We could spill a lot of ink on the ways and manner in which Oklahoma failed in 2024, but it's best surmised like this: none of those three gentlemen are still at OU.
In their place are new football chairman Randall Stephenson, new general manager Jim Nagy, new offensive coordinator Ben Arbuckle, new starting quarterback John Mateer, and a new/old defensive coordinator in Brent Venables.
In announcing Nagy's hire last week, Oklahoma stated Stephenson will provide "day-to-day oversight of the general manager and head football coach." There are two ways to interpret such a move:
1) Oklahoma has finally provided Venables with the structure and support necessary to win in college football in the post-amateur era. In this rapidly changing world, the general manager is, at a minimum, the most important hire next to the strength coach below the head coach, and OU replaced a former player not qualified for the position with the executive director of the Senior Bowl.
2) With two losing seasons in three years, Oklahoma has created a new structure proved necessary by Venables's failures in program building and roster management. This structure will oversee and work alongside Venables and, if he follows a poor 2024 with a poor 2025, outlive his time at Oklahoma.
In addition to Stephenson and Nagy, Arbuckle will serve as a de facto assistant head coach, having total oversight of the offense with Venables running the defense. Even if Venables is at the football facility 24 hours a day, he can only be in one place at a time. When Venables is game-planning with the defense, the 30-year-old Arbuckle will install the offense on his own.
Entering a make-or-break year, why arrange your staff this way when you've already got two new, loud voices in the room above and next to you? Why give up all this power?
"Why am I going to call the defense?" Venables asked. "Because I'm good at it. And I'm confident in it."

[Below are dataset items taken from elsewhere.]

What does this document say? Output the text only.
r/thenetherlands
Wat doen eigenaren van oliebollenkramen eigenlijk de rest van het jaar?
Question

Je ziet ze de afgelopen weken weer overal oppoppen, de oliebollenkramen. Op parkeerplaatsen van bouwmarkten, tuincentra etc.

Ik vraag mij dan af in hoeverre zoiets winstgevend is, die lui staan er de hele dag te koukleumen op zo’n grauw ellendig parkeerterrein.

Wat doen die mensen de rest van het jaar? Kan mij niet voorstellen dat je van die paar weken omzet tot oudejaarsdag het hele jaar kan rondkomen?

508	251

Venables said he weighed the prospect of bringing in an outside hire (whose chops in that job would not be as good as his own, by definition) and evaluated the existing staff, then came to the conclusion he was the best option for the team.

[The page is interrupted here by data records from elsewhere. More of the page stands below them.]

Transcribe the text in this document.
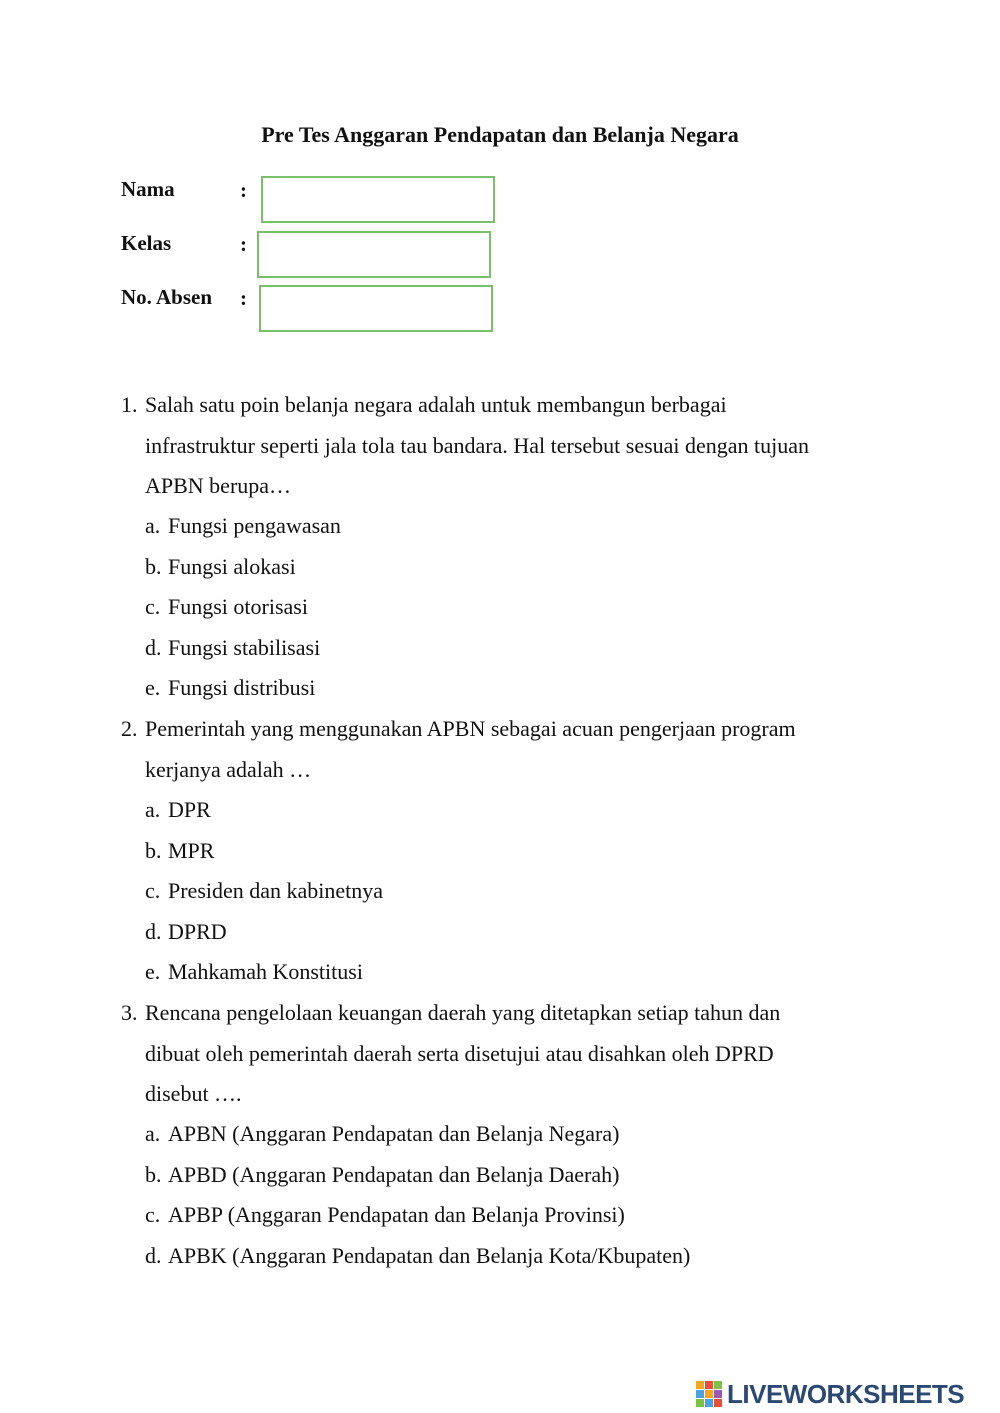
Pre Tes Anggaran Pendapatan dan Belanja Negara
Nama	:
Kelas	:
No. Absen :
1. Salah satu poin belanja negara adalah untuk membangun berbagai
infrastruktur seperti jala tola tau bandara. Hal tersebut sesuai dengan tujuan
APBN berupa…
a. Fungsi pengawasan
b. Fungsi alokasi
c. Fungsi otorisasi
d. Fungsi stabilisasi
e. Fungsi distribusi
2. Pemerintah yang menggunakan APBN sebagai acuan pengerjaan program
kerjanya adalah …
a. DPR
b. MPR
c. Presiden dan kabinetnya
d. DPRD
e. Mahkamah Konstitusi
3. Rencana pengelolaan keuangan daerah yang ditetapkan setiap tahun dan
dibuat oleh pemerintah daerah serta disetujui atau disahkan oleh DPRD
disebut ….
a. APBN (Anggaran Pendapatan dan Belanja Negara)
b. APBD (Anggaran Pendapatan dan Belanja Daerah)
c. APBP (Anggaran Pendapatan dan Belanja Provinsi)
d. APBK (Anggaran Pendapatan dan Belanja Kota/Kbupaten)
LIVEWORKSHEETS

"Managing game day, in-season, out-of-season, the meeting room, the practice field, I know what that looks like. I have a good feel for that. Many people do it at a really high level. That's a comfort zone for me," he said.

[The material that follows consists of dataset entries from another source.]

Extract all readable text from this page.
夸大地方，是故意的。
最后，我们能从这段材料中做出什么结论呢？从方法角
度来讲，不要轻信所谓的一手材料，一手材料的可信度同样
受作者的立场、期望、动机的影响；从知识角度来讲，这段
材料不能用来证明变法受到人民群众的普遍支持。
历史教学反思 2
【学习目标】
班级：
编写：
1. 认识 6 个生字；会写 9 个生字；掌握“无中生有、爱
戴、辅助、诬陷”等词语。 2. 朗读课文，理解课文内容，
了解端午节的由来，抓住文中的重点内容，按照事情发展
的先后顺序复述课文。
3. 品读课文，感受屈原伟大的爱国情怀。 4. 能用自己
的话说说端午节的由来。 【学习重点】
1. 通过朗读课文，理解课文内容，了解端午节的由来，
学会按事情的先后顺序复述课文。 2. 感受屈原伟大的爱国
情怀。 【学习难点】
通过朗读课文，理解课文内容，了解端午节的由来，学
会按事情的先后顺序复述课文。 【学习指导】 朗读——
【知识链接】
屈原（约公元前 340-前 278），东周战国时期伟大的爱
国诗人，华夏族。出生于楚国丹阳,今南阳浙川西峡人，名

The first qualifications Venables listed were "get a few more first downs" and "don't give the ball back." That isn't coach-speak from him. Turnover avoidance is the No. 1 thing Venables seeks from his offense, and last year's team gave the ball away 21 times in 13 games. The 2024 Sooners ranked seventh in defensive efficiency according to FEI, and 80th on offense. If Oklahoma has an offense that is merely not self-destructive, the Sooners could be pretty good in 2025. Brent Venables is comfortable winning the game with defense, which means putting the entire program's plan to win on his back.
"When we get in that stadium, and it's 3rd-and-12 and you've got to make the call, everything's quiet for me. It ain't loud. It's quiet for me," he said. "It ain't, 'Oh my god, all this pressure.' It ain't that way for me. It's a freakin' safe place for me. It's as quiet as all get out. For whatever reason that's always how it's been for me."
Wednesday was an open-house day for the Sooners ahead of spring football. In addition to a lengthy Venables press conference, the OU media met with Nagy and Mateer. Those press conferences came at an interesting time, because also on Wednesday ESPN's Bill Connelly released his 2025 strength of schedule ratings. Oklahoma rated first.
Connelly projects Oklahoma as the 20th best team in the nation but, due to the nation's toughest schedule, projects them to win 6.3 games. If that happens, Oklahoma likely has a new head coach in 2026.
Now that 2025 CFB schedules are officially set, here's the projected top 40 for SP+ strength of schedule.
โ Bill Connelly (@ESPN_BillC) March 5, 2025
(Reminder: The SOS rating is the projected win% an average top-5 team could expect against your schedule. OU and Florida will need to be top-5 caliber to go even 9-3.) pic.twitter.com/Lf3sKcgaLD
Entering a make-or-break season with diminished autonomy over his program, Venables explained he's been preparing for the 2025 campaign since he entered coaching more than 30 years ago.
"I've had that mindset my entire career," he said. "Every game's that way. Every day I show up, my job's on the line. I've had that (mindset) for 30 years... I've been fighting for my job every year. Like somebody's holding me under water, trying to drown me. And that's been my mindset when I come to work every day."